Data Browser query: multiple dataset query

Overview

Build a query across multiple datasets at once using harmonized metadata ontology. Metadata consists of properties, which describe each dataset’s entities, and their values. Entities are particular resources with UUIDs, such as files, cases, samples, and cell lines.

This page walks you through building a query across several datasets. Learn more about the Data Browser features and the parts of a Data Browser query.

Objective

The query is performed across several datasets:

The query selects Cases that:

  • are females, and
  • have been analyzed with RNA-Seq, and
  • are diagnosed with Acute Myeloid Leukemia, Medulloblastoma, or Atypical Teratoid Rhabdoid Tumor

Procedure

[ 1 ] Choose the datasets to be queried

  1. Access the Data Browser.
  2. Select TCGA GRCh38 and Cavatica.
  3. Click Explore selected.

Note that by selecting Cavatica, you are selecting all paediatric cancer datasets available through the Platform for your query. If you want to query a subset of the paediatric cancer datasets, you have to select them individually.

[ 2 ] Build the query

  1. Click on the Case entity to select for patients which match your query parameters.
  2. Select Demographic from the list of entities connected with the Case entity.
  3. Click +Add property below Demographic.
  4. Search for female and select Gender: female.
  5. Select File from the list of entities connected with the Case entity.
  6. Click +Add property below File.
  7. Search for rna-seq, and select Experimental strategy: RNA-seq.
  8. Select Investigation from the list of entities connected with the File entity.
  9. Click +Add property below Investigation.
  10. Search for Leukaemia, Medulloblastoma, Rhabdoid, and select Disease type: Acute Myeloid Leukaemia, Medulloblastoma, and Atypical Teratoid Rhabdoid Tumor, respectively.

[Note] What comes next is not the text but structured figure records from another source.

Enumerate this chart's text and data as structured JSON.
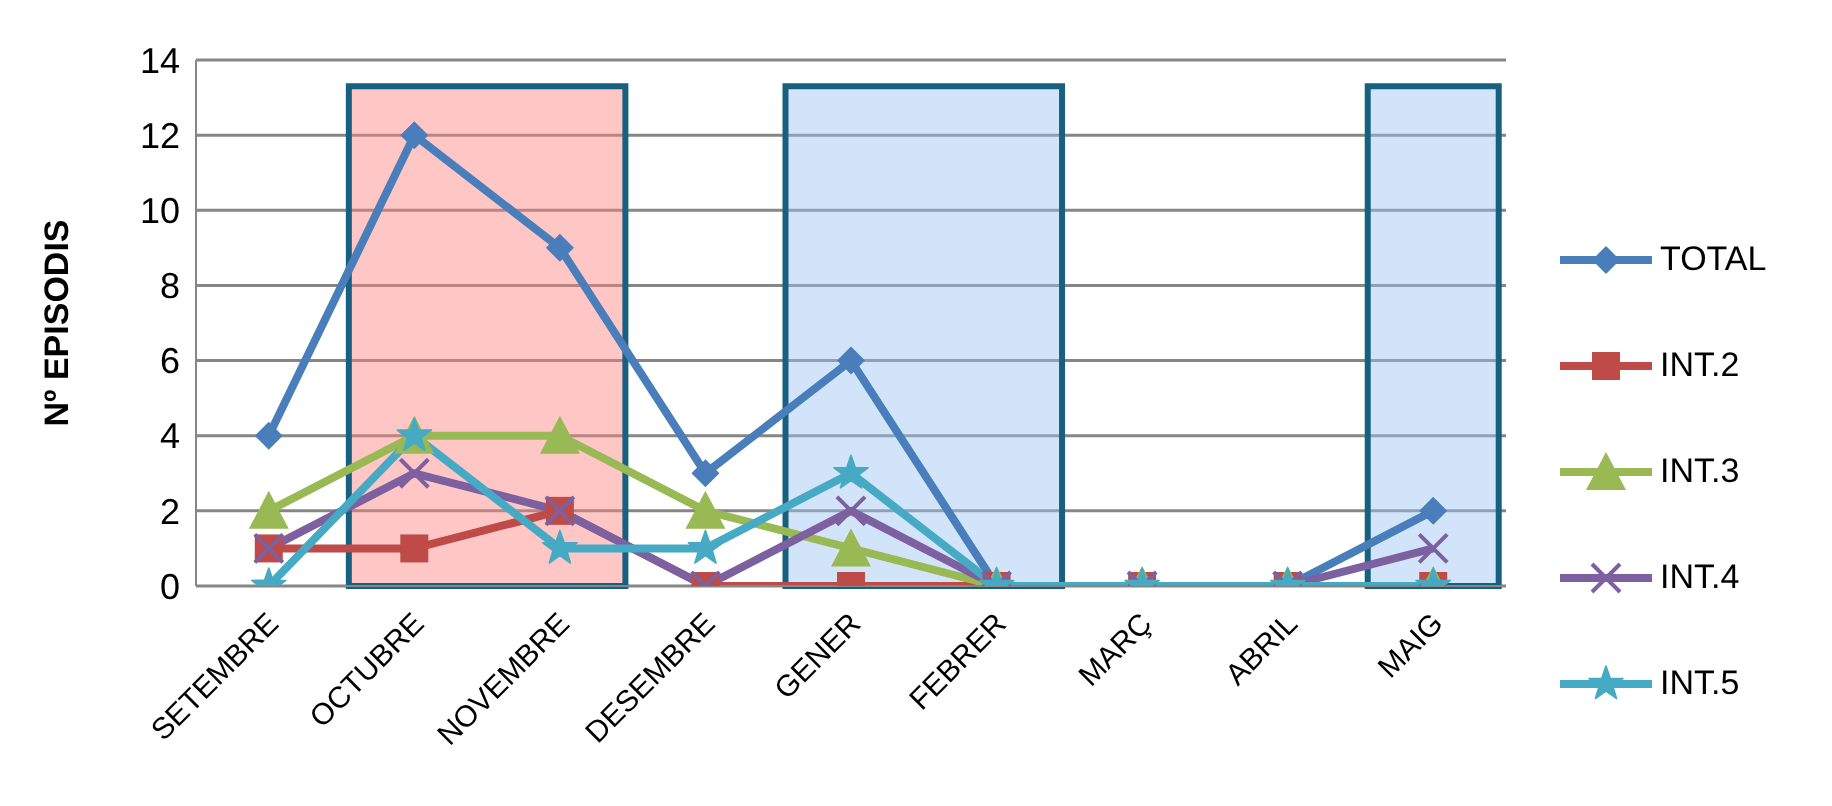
{
  "chart_data": {
    "type": "line",
    "ylabel": "Nº EPISODIS",
    "categories": [
      "SETEMBRE",
      "OCTUBRE",
      "NOVEMBRE",
      "DESEMBRE",
      "GENER",
      "FEBRER",
      "MARÇ",
      "ABRIL",
      "MAIG"
    ],
    "series": [
      {
        "name": "TOTAL",
        "color": "#4a7ebb",
        "marker": "diamond",
        "values": [
          4,
          12,
          9,
          3,
          6,
          0,
          0,
          0,
          2
        ]
      },
      {
        "name": "INT.2",
        "color": "#be4b48",
        "marker": "square",
        "values": [
          1,
          1,
          2,
          0,
          0,
          0,
          0,
          0,
          0
        ]
      },
      {
        "name": "INT.3",
        "color": "#98b954",
        "marker": "triangle",
        "values": [
          2,
          4,
          4,
          2,
          1,
          0,
          0,
          0,
          0
        ]
      },
      {
        "name": "INT.4",
        "color": "#7d60a0",
        "marker": "cross",
        "values": [
          1,
          3,
          2,
          0,
          2,
          0,
          0,
          0,
          1
        ]
      },
      {
        "name": "INT.5",
        "color": "#46aac5",
        "marker": "star",
        "values": [
          0,
          4,
          1,
          1,
          3,
          0,
          0,
          0,
          0
        ]
      }
    ],
    "bands": [
      {
        "axis": "x",
        "from": "OCTUBRE",
        "to": "NOVEMBRE",
        "color": "#ff8080"
      },
      {
        "axis": "x",
        "from": "GENER",
        "to": "FEBRER",
        "color": "#9cc3f5"
      },
      {
        "axis": "x",
        "from": "MAIG",
        "to": "MAIG",
        "color": "#9cc3f5"
      }
    ],
    "ylim": [
      0,
      14
    ],
    "yticks": [
      0,
      2,
      4,
      6,
      8,
      10,
      12,
      14
    ],
    "grid": "y",
    "legend": "right"
  }
}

[ 3 ] Save the query and import the results to your project

  1. Click Save from the Queries drop-down menu.
  2. Name your query and add an optional description.
  3. Click Save query.
  4. Import the query results to your project

Note that you will not be able to import restricted query result data without the right level of access. Files you cannot access are labelled with a red closed lock. This could occur, for example, with TCGA Controlled Data if you don't have permission from dbGaP. Read more about accessing data from the Data Browser.

That's it: you've successfully built a query across several datasets!